In the galleries, the first thing that the kids and adults noticed was the painting’s big, bright, blue numbers. Families discussed other ways we judge things with numbers, such as exams and report cards in school and athletic performance at events like the Olympics. McClelland asked families to focus on where the energy is in her painting and to focus on the gravitational force of pushing or pulling up against something else. They discussed the glimmer of the iridescent paint and the intensity of color and gesture in her paintings.
After the gallery discussion, families moved to the Whitney Studio where they had a chance to try their hand at an art project inspired by McClelland’s paintings.

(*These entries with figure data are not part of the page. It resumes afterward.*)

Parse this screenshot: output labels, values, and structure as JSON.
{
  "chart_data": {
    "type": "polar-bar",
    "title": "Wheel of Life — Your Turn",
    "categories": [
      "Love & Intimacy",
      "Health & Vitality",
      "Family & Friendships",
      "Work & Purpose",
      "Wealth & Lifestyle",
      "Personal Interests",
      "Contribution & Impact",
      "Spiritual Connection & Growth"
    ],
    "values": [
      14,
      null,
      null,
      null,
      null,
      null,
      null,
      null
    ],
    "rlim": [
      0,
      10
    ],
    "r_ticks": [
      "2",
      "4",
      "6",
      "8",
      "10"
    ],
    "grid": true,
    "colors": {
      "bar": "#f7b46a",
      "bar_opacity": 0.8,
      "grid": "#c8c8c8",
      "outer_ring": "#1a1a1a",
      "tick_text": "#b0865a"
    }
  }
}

Experimenting with different materials and surfaces, families created unbound books, incorporating their own body measurements into their works.
McClelland said that you can use the same mark on five different grounds and they all look different. Families explored the smooth glide of Sumi ink on Yupo paper, a polypropylene watercolor paper which has a silky finish, as well as the rough scratch of chalk on sandpaper.
McClelland also showed families how you can achieve different qualities by rubbing oil pastels into canvas paper and blending materials with paper towels and water. The marks and gestures that families made came from measuring their own wingspan and body parts and abstracting these numbers in a variety of ways on the different surfaces. One kid even measured his nose and incorporated it into his art!
Using their own measurements, each family created their own abstract, numerical self-portraits, fastening the pages of their book together with a sheet of Japanese rice paper and a gold binder clip. The results were a beautiful collection of unique surfaces, mediums, and abstracted numbers.